Sea level, also referred to as mean sea level, is the level at which the oceans exist when averaged between high and low tides. It is calculated by measuring the level of the ocean over extended periods of time and under all types of weather conditions. The mean is used by geographers to calculate the height or depth of any point of the Earth’s land surface, for instance the height of Mount Everest is considered to be 29,028 feet (8,848 meters) above sea level.
The actual level of the sea is constantly changing as tides rise and fall, and as surrounding winds and currents change. Other factors that cause changes include water temperature, air pressure, season of the year, the presence of ice and snow, and the amount of salt in the water. All of these widely varying factors can be completely different from place to place, therefore sea level can vary depending on where it is being measured in the world, and it is not a constant.

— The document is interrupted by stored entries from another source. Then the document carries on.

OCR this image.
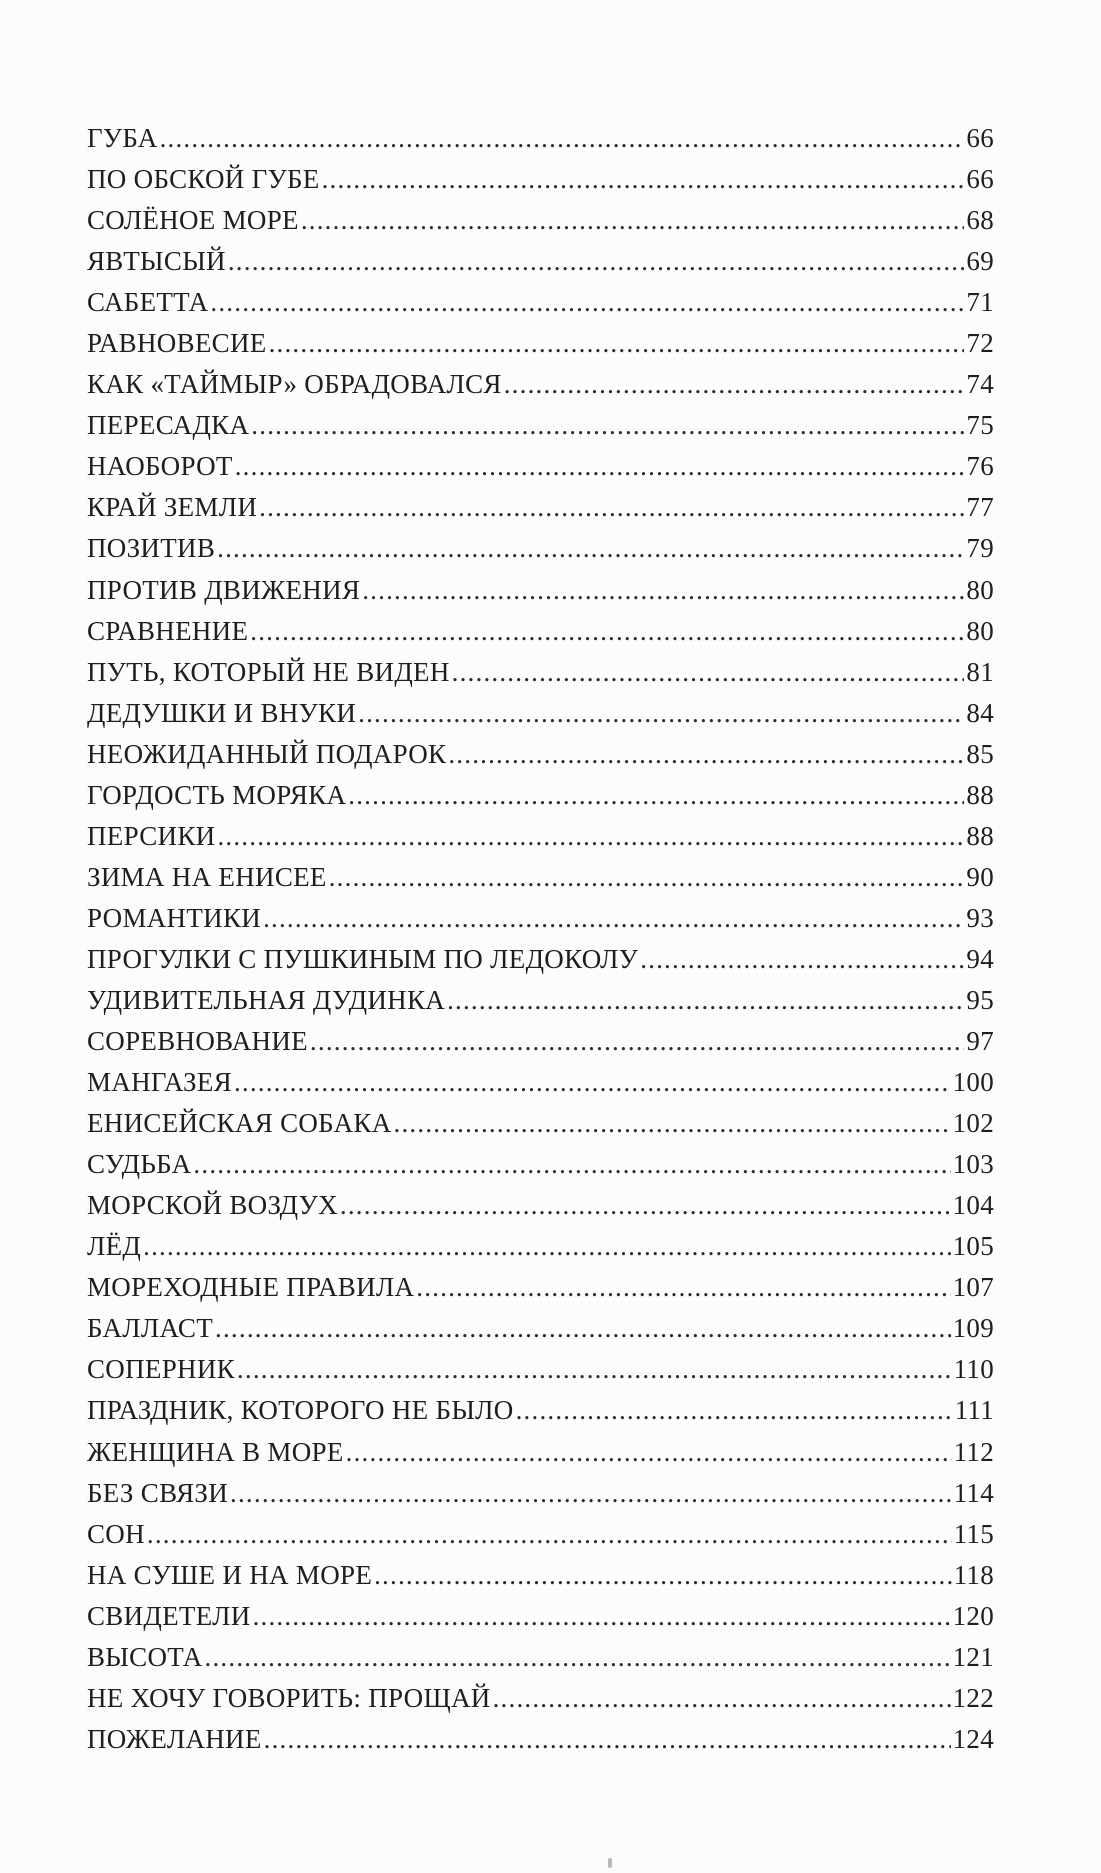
ГУБА .....	66
ПО ОБСКОЙ ГУБЕ .....	66
СОЛЁНОЕ МОРЕ .....	68
ЯВТЫСЫЙ .....	69
САБЕТТА .....	71
РАВНОВЕСИЕ .....	72
КАК «ТАЙМЫР» ОБРАДОВАЛСЯ .....	74
ПЕРЕСАДКА .....	75
НАОБОРОТ .....	76
КРАЙ ЗЕМЛИ .....	77
ПОЗИТИВ .....	79
ПРОТИВ ДВИЖЕНИЯ .....	80
СРАВНЕНИЕ .....	80
ПУТЬ, КОТОРЫЙ НЕ ВИДЕН .....	81
ДЕДУШКИ И ВНУКИ .....	84
НЕОЖИДАННЫЙ ПОДАРОК .....	85
ГОРДОСТЬ МОРЯКА .....	88
ПЕРСИКИ .....	88
ЗИМА НА ЕНИСЕЕ .....	90
РОМАНТИКИ .....	93
ПРОГУЛКИ С ПУШКИНЫМ ПО ЛЕДОКОЛУ .....	94
УДИВИТЕЛЬНАЯ ДУДИНКА .....	95
СОРЕВНОВАНИЕ .....	97
МАНГАЗЕЯ .....	100
ЕНИСЕЙСКАЯ СОБАКА .....	102
СУДЬБА .....	103
МОРСКОЙ ВОЗДУХ .....	104
ЛЁД .....	105
МОРЕХОДНЫЕ ПРАВИЛА .....	107
БАЛЛАСТ .....	109
СОПЕРНИК .....	110
ПРАЗДНИК, КОТОРОГО НЕ БЫЛО .....	111
ЖЕНЩИНА В МОРЕ .....	112
БЕЗ СВЯЗИ .....	114
СОН .....	115
НА СУШЕ И НА МОРЕ .....	118
СВИДЕТЕЛИ .....	120
ВЫСОТА .....	121
НЕ ХОЧУ ГОВОРИТЬ: ПРОЩАЙ .....	122
ПОЖЕЛАНИЕ .....	124
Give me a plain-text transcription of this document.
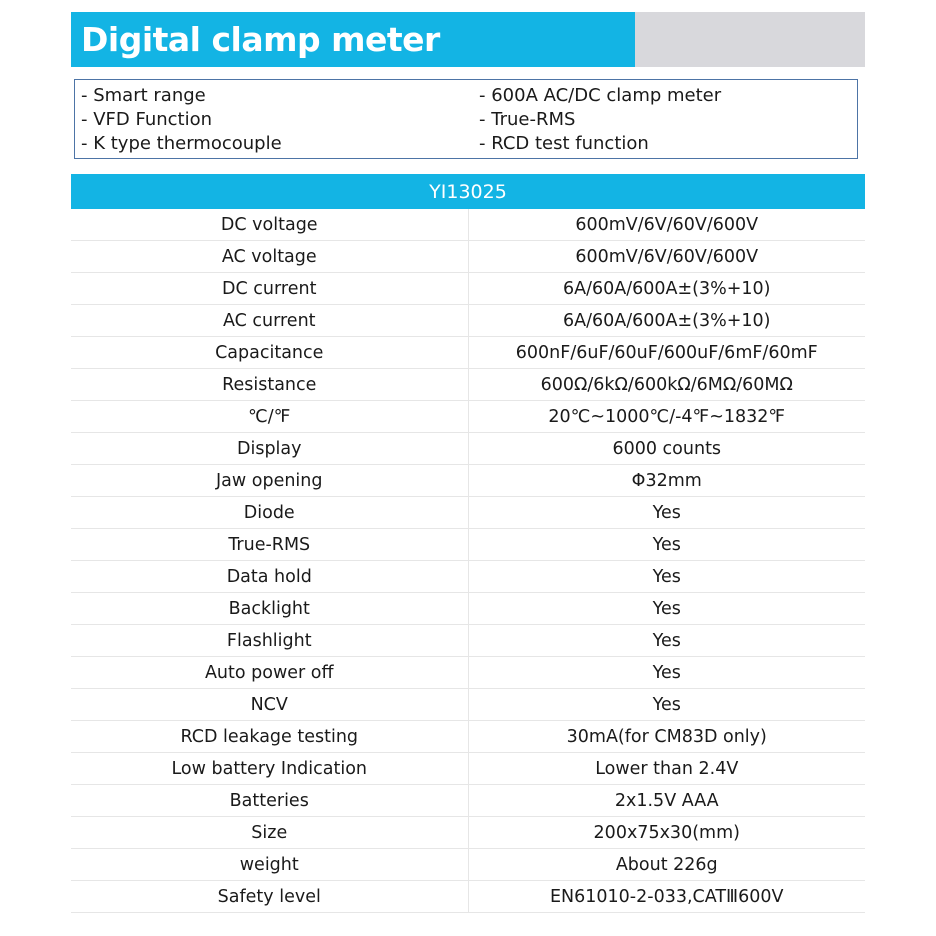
Digital clamp meter
- Smart range
- VFD Function
- K type thermocouple
- 600A AC/DC clamp meter
- True-RMS
- RCD test function
YI13025	
DC voltage	600mV/6V/60V/600V
AC voltage	600mV/6V/60V/600V
DC current	6A/60A/600A±(3%+10)
AC current	6A/60A/600A±(3%+10)
Capacitance	600nF/6uF/60uF/600uF/6mF/60mF
Resistance	600Ω/6kΩ/600kΩ/6MΩ/60MΩ
℃/℉	20℃~1000℃/-4℉~1832℉
Display	6000 counts
Jaw opening	Φ32mm
Diode	Yes
True-RMS	Yes
Data hold	Yes
Backlight	Yes
Flashlight	Yes
Auto power off	Yes
NCV	Yes
RCD leakage testing	30mA(for CM83D only)
Low battery Indication	Lower than 2.4V
Batteries	2x1.5V AAA
Size	200x75x30(mm)
weight	About 226g
Safety level	EN61010-2-033,CATⅢ600V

Mechanical tide gauges are just a small part of the complicated process that is used to determine the measurement of mean sea level. These devices measure the average height of the sea with respect to the land over a period of time, which means a change in the height of the land can also affect the measurement of the sea. They can be used independently to calculate the mean sea level of a specific location, or many tide gauges can be used simultaneously to determine the level of a large body of water.
The measurement of mean sea level has many uses. One of these is for aviation, where it is often crucial for a pilot to be able to determine his or her height above this level at any given time. Another important function of is to determine how much the sea is rising due to factors such as the melting of the polar ice caps. Mostly, it is calculated in order to determine heights of geological formations and land.
While most of the land in the world lies above sea level, there are still several places that actually exist below it. Death Valley, California, for instance, is 282 feet (85.5 meters) below sea level, and there are many other similar locations throughout the world. The Dead Sea is the lowest of these, measuring an amazing 1371 feet (418 meters) below sea level.